Good. She'd seen him.
He removed the knife from his teeth and hefted it once, twice. Grasping the knife by the blade, he raised his hand over his head and aimed for the vulnerable eye socket where the tip would pierce the brain and bring instant death. He darted another look around the column. Olivia stood between him and the target, an inadvertent barrier protecting Randolph.
He hesitated.
In the moment that he wavered, the quiet creak of a door opening in the foyer alerted him to someone entering the church. The Judge.
Stupid move. There was a reason Warren avoided field assignments at his age.
Howard Randolph reacted to the sound immediately, pulling Olivia in front of him and using her as a human shield. He eased backward one pace at a time. Jack stepped from the shadows in full view, his back to the foyer of the church.
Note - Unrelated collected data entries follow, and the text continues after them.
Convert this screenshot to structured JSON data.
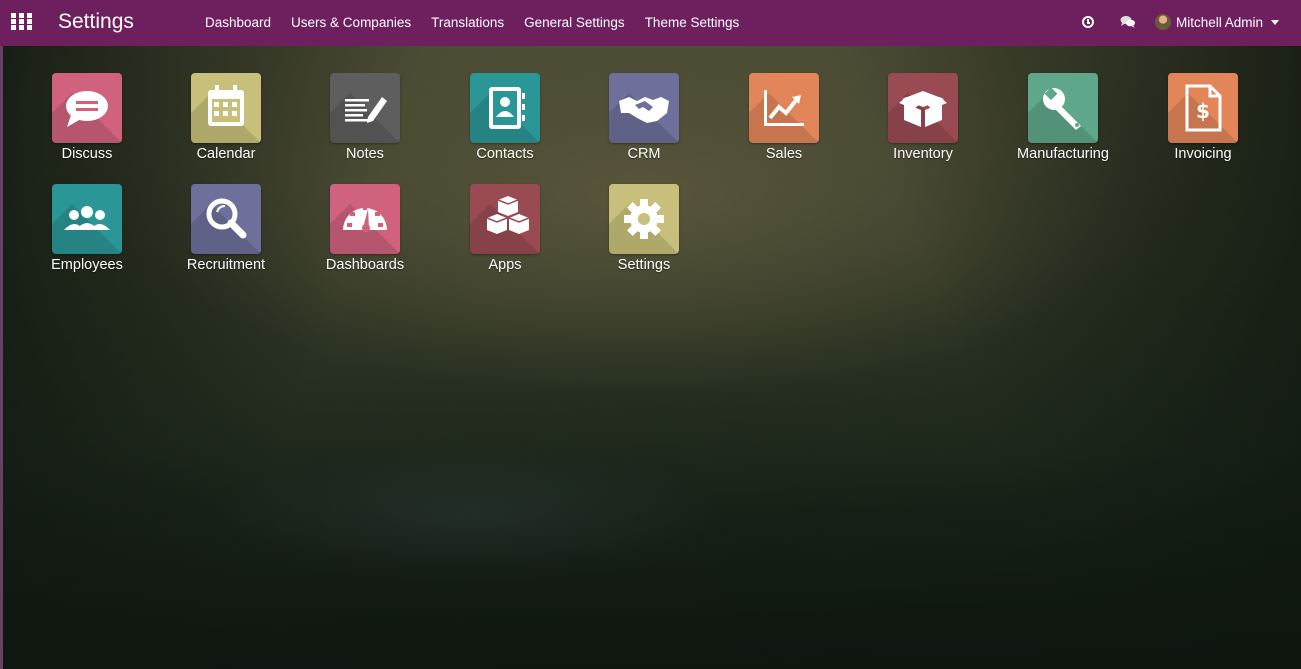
{
  "navbar": {
    "brand": "Settings",
    "menu": [
      "Dashboard",
      "Users & Companies",
      "Translations",
      "General Settings",
      "Theme Settings"
    ],
    "user_name": "Mitchell Admin",
    "icons": [
      "apps-grid-icon",
      "clock-icon",
      "chat-icon",
      "chevron-down-icon"
    ],
    "color": "#6e1f5e"
  },
  "apps": [
    {
      "label": "Discuss",
      "icon": "chat-bubble-icon",
      "color": "#d0627e"
    },
    {
      "label": "Calendar",
      "icon": "calendar-icon",
      "color": "#c8c07a"
    },
    {
      "label": "Notes",
      "icon": "notes-icon",
      "color": "#5e5e5e"
    },
    {
      "label": "Contacts",
      "icon": "address-book-icon",
      "color": "#2b9696"
    },
    {
      "label": "CRM",
      "icon": "handshake-icon",
      "color": "#6e6f9a"
    },
    {
      "label": "Sales",
      "icon": "chart-up-icon",
      "color": "#e2865a"
    },
    {
      "label": "Inventory",
      "icon": "box-icon",
      "color": "#9a4a52"
    },
    {
      "label": "Manufacturing",
      "icon": "wrench-icon",
      "color": "#5fa78a"
    },
    {
      "label": "Invoicing",
      "icon": "invoice-icon",
      "color": "#e2865a"
    },
    {
      "label": "Employees",
      "icon": "users-icon",
      "color": "#2b9696"
    },
    {
      "label": "Recruitment",
      "icon": "magnifier-icon",
      "color": "#6e6f9a"
    },
    {
      "label": "Dashboards",
      "icon": "gauge-icon",
      "color": "#d0627e"
    },
    {
      "label": "Apps",
      "icon": "cubes-icon",
      "color": "#9a4a52"
    },
    {
      "label": "Settings",
      "icon": "gear-icon",
      "color": "#c8c07a"
    }
  ]
}
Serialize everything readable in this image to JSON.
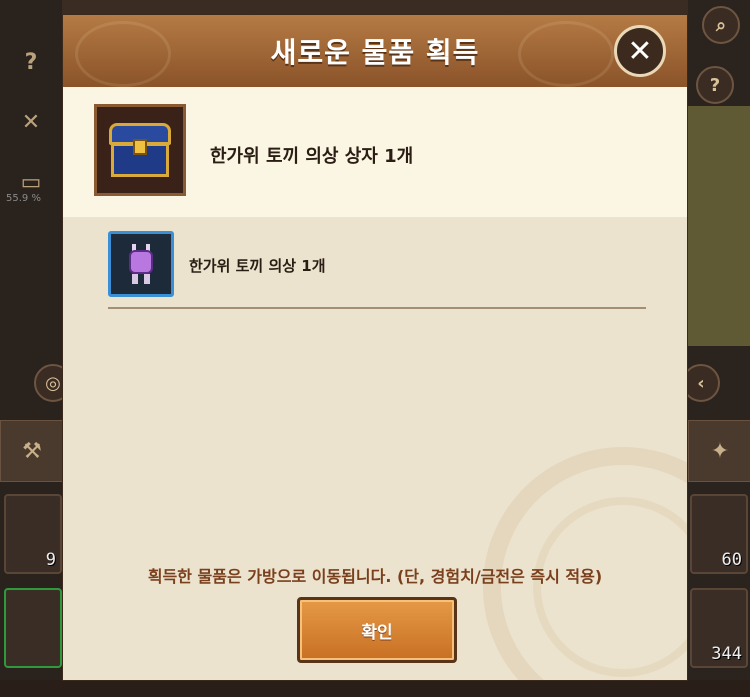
{
  "modal": {
    "title": "새로운 물품 획득",
    "close_icon": "close-icon",
    "reward_box": {
      "name": "한가위 토끼 의상 상자 1개",
      "icon": "treasure-chest-icon"
    },
    "result_items": [
      {
        "name": "한가위 토끼 의상 1개",
        "icon": "rabbit-costume-icon"
      }
    ],
    "notice": "획득한 물품은 가방으로 이동됩니다. (단, 경험치/금전은 즉시 적용)",
    "confirm_label": "확인"
  },
  "background": {
    "progress_percent": "55.9 %",
    "slot_counts": [
      "9",
      "60",
      "344"
    ],
    "side_icons": [
      "quest-scroll-icon",
      "crossed-swords-icon",
      "book-icon",
      "search-icon",
      "help-icon",
      "back-arrow-icon",
      "coin-icon"
    ]
  },
  "colors": {
    "header": "#a06a38",
    "panel": "#f3ead4",
    "confirm_button": "#d9842f",
    "item_frame_blue": "#3a8fd6"
  }
}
Olivia strained against the vise of Howard's arm around her waist.
"Bitch!" Randolph snarled and cuffed her hard on the face with his free hand.
From the pocket of his robe, he pulled a.32 caliber Baretta and pressed the barrel against her temple, his left arm still secure around her waist. The weapon was so small it looked like a toy, but Jack knew its lethal capacity.
"Back up, Agent Holt," Randolph ordered.
Had the threat to Olivia been a knife to her throat, Jack would've thrown his dagger straight for Randolph's exposed eyes. And he would've enjoyed watching the life drain out of the man as the blade penetrated the frontal lobe of the cerebral cortex. He was that sure of his skill.